Intro to Appium Clients

For all the reasons discussed in the main intro, Appium is based on the W3C WebDriver specification. This means that Appium implements a client-server architecture. The server (consisting of Appium itself along with any drivers or plugins you are using for automation) is connected to the devices under test, and is actually responsible for making automation happen on those devices. The client (driven by you, the Appium test author) is responsible for sending commands to the server over the network, and receiving responses from the server as a result. These responses can be used to tell whether automation commands are successful, or might contain information that you queried about the state of the application. This document is a conceptual introduction to the client side of this equation.

Info

For more about the server side of the equation (i.e., how does Appium actually control devices?), check out our Intro to Appium Drivers. To skip to a list of links to Appium client libraries, check out the Ecosystem documentation.

What sorts of automation commands are available? That is up to the particular driver and plugins that you are using in any given session. A standard set of commands would include, for example, the following:

  • Find Element
  • Click Element
  • Get Page Source
  • Take Screenshot

If you look at these commands in the WebDriver specification, you'll notice that they are not defined in terms of any particular programming language. They are not Java commands, or JavaScript commands, or Python commands. Instead, they form part of an HTTP API which can be accessed from within any programming language (or none! you could just use cURL if you want).

So, for example, the Find Element command corresponds to an HTTP POST request sent to the HTTP endpoint /session/:sessionid/element (where in this case, :sessionid is a placeholder for the unique session ID generated by the server in a previous call to Create Session).

This information is primarily useful for people developing technology that works with the WebDriver spec. It's not particularly useful for people trying to write Appium or Selenium tests. When you write an Appium test, you want to use a programming language you're familiar with. Luckily, there exist a set of Appium client libraries1 that take care of the responsibility of speaking HTTP to the Appium server. Instead, they expose a set of "native" commands for a particular programming language, so that, to the test author, it just feels like you're writing Python, or JavaScript, or Java.

As an example, here's the same simple set of Appium commands in five different programming languages, using the recommended Appium client binding for each language (note that this is not working sample code including all appropriate imports; see each client library's instructions for setup and command reference):

const element = await driver.$('//*[@text="Foo"]');
await element.click();
console.log(await element.getText())
console.log(await driver.getPageSource())
WebElement element = driver.findElement(By.Xpath("//*[@text='Foo']"))
element.click()
System.out.println(element.getText())
System.out.println(driver.getPageSource())
element = driver.find_element(by=By.XPATH, value='//*[@text="Foo"]')
element.click()
print(element.text)
print(driver.page_source)
element = driver.find_element :xpath, '//*[@text="Foo"]'
element.click
puts element.text
puts driver.page_source
AppiumElement element = driver.FindElement(MobileBy.AccessibilityId("Views"));   
element.click();
System.Console.WriteLine(element.Text);
System.Console.WriteLine(driver.PageSource);

Each of these scripts, despite being in different languages, does the same thing under the hood:

  1. Call Find Element with a using parameter of xpath and a value parameter expressing the XPath query used to find an element. (If you're confused about these terms, you might find an introduction to Appium or Selenium useful)
  2. Call Click Element with the ID of the element found in the previous call.
  3. Call Get Element Text with the ID of the same element, and print it to the console.
  4. Call Get Page Source to retrieve the page/app source and print it to the console.

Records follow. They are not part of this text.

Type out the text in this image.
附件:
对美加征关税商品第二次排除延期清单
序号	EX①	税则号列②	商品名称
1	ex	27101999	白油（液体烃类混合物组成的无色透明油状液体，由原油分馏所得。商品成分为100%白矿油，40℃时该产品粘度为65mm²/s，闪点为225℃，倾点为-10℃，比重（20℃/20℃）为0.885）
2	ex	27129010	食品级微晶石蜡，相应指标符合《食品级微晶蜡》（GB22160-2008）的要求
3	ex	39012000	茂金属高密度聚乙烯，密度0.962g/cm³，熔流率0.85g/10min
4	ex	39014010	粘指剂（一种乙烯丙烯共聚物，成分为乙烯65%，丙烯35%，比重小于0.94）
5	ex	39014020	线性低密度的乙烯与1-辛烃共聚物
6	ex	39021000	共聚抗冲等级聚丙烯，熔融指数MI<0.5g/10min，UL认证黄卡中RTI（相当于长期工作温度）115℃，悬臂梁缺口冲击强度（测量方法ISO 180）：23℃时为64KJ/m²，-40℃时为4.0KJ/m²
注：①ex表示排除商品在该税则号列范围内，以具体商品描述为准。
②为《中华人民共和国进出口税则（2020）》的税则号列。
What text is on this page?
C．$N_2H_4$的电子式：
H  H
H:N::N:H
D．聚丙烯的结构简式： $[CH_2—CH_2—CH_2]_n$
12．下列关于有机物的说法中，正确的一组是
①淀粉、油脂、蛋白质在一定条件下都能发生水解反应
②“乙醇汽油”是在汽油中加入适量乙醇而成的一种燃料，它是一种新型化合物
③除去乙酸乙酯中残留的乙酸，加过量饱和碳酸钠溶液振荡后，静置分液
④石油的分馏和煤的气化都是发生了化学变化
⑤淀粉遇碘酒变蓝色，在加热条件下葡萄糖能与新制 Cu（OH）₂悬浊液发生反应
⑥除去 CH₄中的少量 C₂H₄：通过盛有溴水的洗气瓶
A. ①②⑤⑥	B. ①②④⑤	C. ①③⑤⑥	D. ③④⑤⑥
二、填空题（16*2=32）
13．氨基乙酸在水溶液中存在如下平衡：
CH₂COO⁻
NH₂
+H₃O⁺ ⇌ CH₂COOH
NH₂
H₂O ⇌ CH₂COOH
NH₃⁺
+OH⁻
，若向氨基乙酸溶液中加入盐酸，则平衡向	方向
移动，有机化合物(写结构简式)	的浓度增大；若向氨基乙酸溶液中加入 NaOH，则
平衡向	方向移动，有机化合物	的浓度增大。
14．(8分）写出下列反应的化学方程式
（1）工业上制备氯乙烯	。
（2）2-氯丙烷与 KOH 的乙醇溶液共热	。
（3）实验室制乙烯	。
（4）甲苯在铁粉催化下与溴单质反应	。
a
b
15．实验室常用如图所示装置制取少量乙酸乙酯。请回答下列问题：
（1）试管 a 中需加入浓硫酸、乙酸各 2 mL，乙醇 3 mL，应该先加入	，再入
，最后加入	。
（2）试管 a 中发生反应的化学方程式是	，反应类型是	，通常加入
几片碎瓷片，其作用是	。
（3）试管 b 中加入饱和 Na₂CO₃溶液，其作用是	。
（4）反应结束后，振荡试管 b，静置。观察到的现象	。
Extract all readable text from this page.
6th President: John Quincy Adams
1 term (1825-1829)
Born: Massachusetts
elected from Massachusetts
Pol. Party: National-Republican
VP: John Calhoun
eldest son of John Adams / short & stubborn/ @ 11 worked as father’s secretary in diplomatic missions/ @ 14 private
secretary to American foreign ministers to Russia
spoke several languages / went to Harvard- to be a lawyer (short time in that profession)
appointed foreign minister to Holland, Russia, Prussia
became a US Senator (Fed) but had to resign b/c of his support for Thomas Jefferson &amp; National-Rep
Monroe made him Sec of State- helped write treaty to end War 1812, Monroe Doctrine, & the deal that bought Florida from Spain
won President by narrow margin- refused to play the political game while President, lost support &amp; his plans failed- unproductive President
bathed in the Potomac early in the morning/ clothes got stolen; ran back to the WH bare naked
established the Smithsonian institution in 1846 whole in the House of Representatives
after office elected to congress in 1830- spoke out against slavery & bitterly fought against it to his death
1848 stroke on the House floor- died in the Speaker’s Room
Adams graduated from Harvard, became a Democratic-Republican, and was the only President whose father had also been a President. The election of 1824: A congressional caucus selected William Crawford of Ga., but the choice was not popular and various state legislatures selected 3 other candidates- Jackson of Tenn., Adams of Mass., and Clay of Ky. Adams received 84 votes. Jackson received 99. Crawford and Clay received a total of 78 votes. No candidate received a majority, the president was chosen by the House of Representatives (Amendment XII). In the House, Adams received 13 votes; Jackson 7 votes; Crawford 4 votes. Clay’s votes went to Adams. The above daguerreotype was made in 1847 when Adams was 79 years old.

The only other thing to keep in mind before choosing or using a client is that each client is independently maintained. Just because a feature is available in one client, it doesn't mean it's available in another client (though all clients support at least the standard W3C protocol plus any common appium extensions). Just because one client has a nice set of helper functions, doesn't mean another will. Some clients are kept very frequently up to date, and others are not! So when thinking about choosing a library, the first consideration is the language you want to use, and the second consideration is how full-featured and well-maintained the library is!

To learn how to use an Appium client, visit that client's homepage to learn more. In many cases, the Appium client for a given language is built on top of the Selenium client for that language, and so certain Appium clients may only document the features which the Appium client added on top of the Selenium client. All that to say, for a full reference, you may need to visit both the Appium client documentation as well as the Selenium client documentation.

That's all you need to know about Appium clients! Head over to the Ecosystem page to check out the current list of clients.


  1. These libraries are alternately called "clients", "client libraries", or "client bindings". They all mean the same thing!